The core of the issue is this: the NSA and the administration defined international communications as including those where one end – and one end only -- occurs in the United States."
Further support came from no less a statesman than former Secretary of State Colin Powell. Speaking on ABC’s “This Week” Powell said that a major controversy could have been avoided had Bush gone to the FISA court, but he sees “absolutely nothing wrong with the president authorizing these kinds of actions” to protect the nation. Powell did add that “My own judgment is that it didn’t seem to me, anyway , that it would have been hard to go get the warrants. And even in the case of emergency, you go and do it.” But although Powell’s equivocation over method explains why we are in a controversy, it does not lessen his support for the legality and necessity of the President’s actions. He adds, “Of course it should continue, and nobody is suggesting that the president shouldn’t do this.”
Anyone who is claiming that the Administration’s efforts are aimed at anything but terrorism is blowing bubbles. There has not been any evidence that the Administration has done anything but seek for legitimate foreign communications that relate directly to national security. There is probably no stronger support for the need of the President’s order than the FACT that, although the Democrat Leadership condemns the President’s actions, they have not called for him to desist from the surveillance he insists he will continue.

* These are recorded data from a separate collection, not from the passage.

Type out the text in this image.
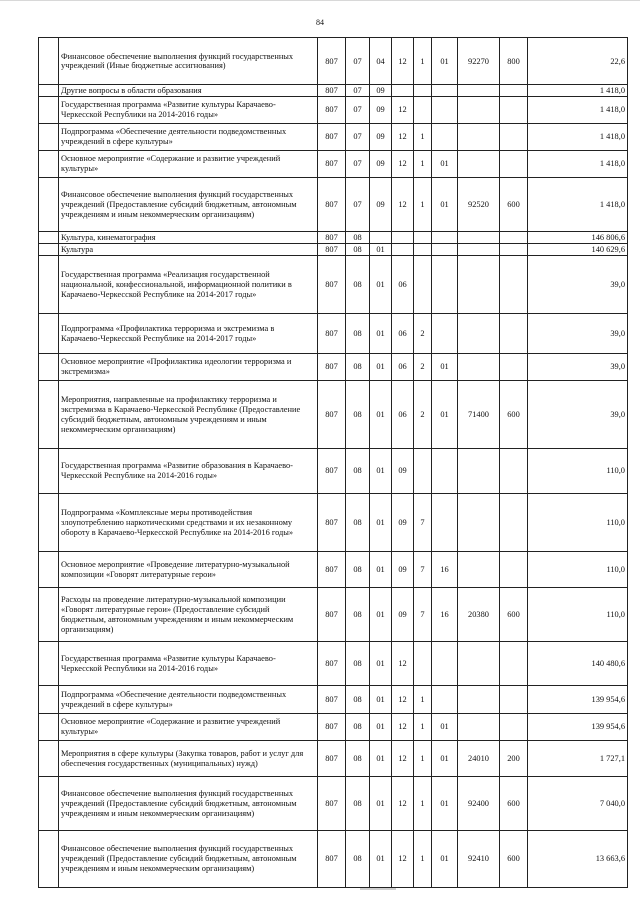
84
	Финансовое обеспечение выполнения функций государственных учреждений (Иные бюджетные ассигнования)	807	07	04	12	1	01	92270	800	22,6
	Другие вопросы в области образования	807	07	09						1 418,0
	Государственная программа «Развитие культуры Карачаево-Черкесской Республики на 2014-2016 годы»	807	07	09	12					1 418,0
	Подпрограмма «Обеспечение деятельности подведомственных учреждений в сфере культуры»	807	07	09	12	1				1 418,0
	Основное мероприятие «Содержание и развитие учреждений культуры»	807	07	09	12	1	01			1 418,0
	Финансовое обеспечение выполнения функций государственных учреждений (Предоставление субсидий бюджетным, автономным учреждениям и иным некоммерческим организациям)	807	07	09	12	1	01	92520	600	1 418,0
	Культура, кинематография	807	08							146 806,6
	Культура	807	08	01						140 629,6
	Государственная программа «Реализация государственной национальной, конфессиональной, информационной политики в Карачаево-Черкесской Республике на 2014-2017 годы»	807	08	01	06					39,0
	Подпрограмма «Профилактика терроризма и экстремизма в Карачаево-Черкесской Республике на 2014-2017 годы»	807	08	01	06	2				39,0
	Основное мероприятие «Профилактика идеологии терроризма и экстремизма»	807	08	01	06	2	01			39,0
	Мероприятия, направленные на профилактику терроризма и экстремизма в Карачаево-Черкесской Республике (Предоставление субсидий бюджетным, автономным учреждениям и иным некоммерческим организациям)	807	08	01	06	2	01	71400	600	39,0
	Государственная программа «Развитие образования в Карачаево-Черкесской Республике на 2014-2016 годы»	807	08	01	09					110,0
	Подпрограмма «Комплексные меры противодействия злоупотреблению наркотическими средствами и их незаконному обороту в Карачаево-Черкесской Республике на 2014-2016 годы»	807	08	01	09	7				110,0
	Основное мероприятие «Проведение литературно-музыкальной композиции «Говорят литературные герои»	807	08	01	09	7	16			110,0
	Расходы на проведение литературно-музыкальной композиции «Говорят литературные герои» (Предоставление субсидий бюджетным, автономным учреждениям и иным некоммерческим организациям)	807	08	01	09	7	16	20380	600	110,0
	Государственная программа «Развитие культуры Карачаево-Черкесской Республики на 2014-2016 годы»	807	08	01	12					140 480,6
	Подпрограмма «Обеспечение деятельности подведомственных учреждений в сфере культуры»	807	08	01	12	1				139 954,6
	Основное мероприятие «Содержание и развитие учреждений культуры»	807	08	01	12	1	01			139 954,6
	Мероприятия в сфере культуры (Закупка товаров, работ и услуг для обеспечения государственных (муниципальных) нужд)	807	08	01	12	1	01	24010	200	1 727,1
	Финансовое обеспечение выполнения функций государственных учреждений (Предоставление субсидий бюджетным, автономным учреждениям и иным некоммерческим организациям)	807	08	01	12	1	01	92400	600	7 040,0
	Финансовое обеспечение выполнения функций государственных учреждений (Предоставление субсидий бюджетным, автономным учреждениям и иным некоммерческим организациям)	807	08	01	12	1	01	92410	600	13 663,6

I imagine Democrats are justly concerned at how it will look if they add their demand that the President stop doing all he can to protect American to Hairy Reid’s recent jubilance at “killing the Patriot Act”. The question, “Whose side are these guys on?” is coming into the minds of more and more citizens. What is important to citizens contemplating the content of the glass is where the substance is; and Bush’s actions are brimful of substance. In his Weekly Standard column, Morrissey continues:
“AND THE PROGRAM PAYED OFF. Information developed during the NSA effort kept al Qaeda from destroying the Brooklyn Bridge in 2003 when Iyman Faris was captured before he could initiate the attack. He pled guilty to terror-related charges and is now serving a long prison sentence.”

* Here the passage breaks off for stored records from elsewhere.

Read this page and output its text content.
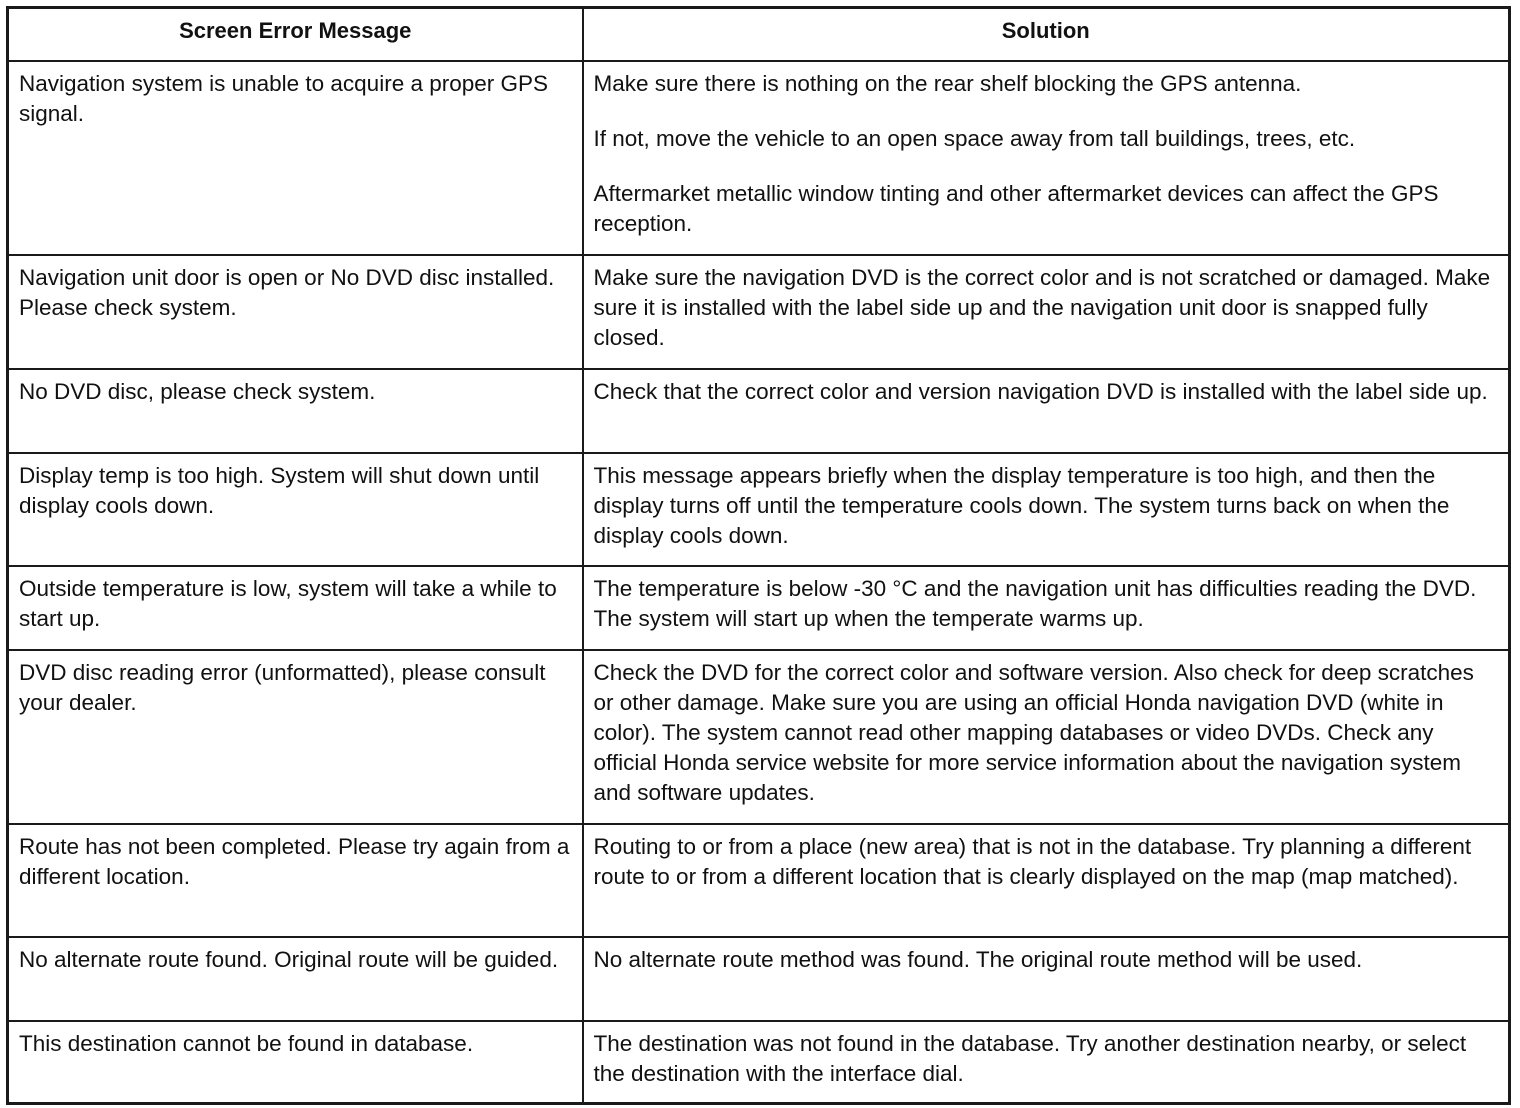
Screen Error Message	Solution
Navigation system is unable to acquire a proper GPS signal.	Make sure there is nothing on the rear shelf blocking the GPS antenna.

If not, move the vehicle to an open space away from tall buildings, trees, etc.

Aftermarket metallic window tinting and other aftermarket devices can affect the GPS reception.

Navigation unit door is open or No DVD disc installed. Please check system.	Make sure the navigation DVD is the correct color and is not scratched or damaged. Make sure it is installed with the label side up and the navigation unit door is snapped fully closed.

No DVD disc, please check system.	Check that the correct color and version navigation DVD is installed with the label side up.

Display temp is too high. System will shut down until display cools down.	This message appears briefly when the display temperature is too high, and then the display turns off until the temperature cools down. The system turns back on when the display cools down.

Outside temperature is low, system will take a while to start up.	The temperature is below -30 °C and the navigation unit has difficulties reading the DVD. The system will start up when the temperate warms up.

DVD disc reading error (unformatted), please consult your dealer.	Check the DVD for the correct color and software version. Also check for deep scratches or other damage. Make sure you are using an official Honda navigation DVD (white in color). The system cannot read other mapping databases or video DVDs. Check any official Honda service website for more service information about the navigation system and software updates.

Route has not been completed. Please try again from a different location.	Routing to or from a place (new area) that is not in the database. Try planning a different route to or from a different location that is clearly displayed on the map (map matched).

No alternate route found. Original route will be guided.	No alternate route method was found. The original route method will be used.

This destination cannot be found in database.	The destination was not found in the database. Try another destination nearby, or select the destination with the interface dial.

Two important points to note: First, by fixation on the empty glass the Times and its lackeys in the Democrat Party leadership are endangering America’s defense against terrorist attack, and secondly, by harping on the empty part of the glass, the Democrats are in dangerous political territory. Their efforts to destroy Bush in order to garner seats in the 2006 election has left them fighting for a position that consists of exactly nothing. In the glass that contains the heady brew that is American Success and its challenge in the war on terror, Democrats are fixated on the nothing that floats above. The Democrats have offered nothing to replace either the sweet taste of victory or the bitter dregs of disaster. The cup the President holds is not all sweetness and buzz, but the portion the Democrats offer is the nothing at all.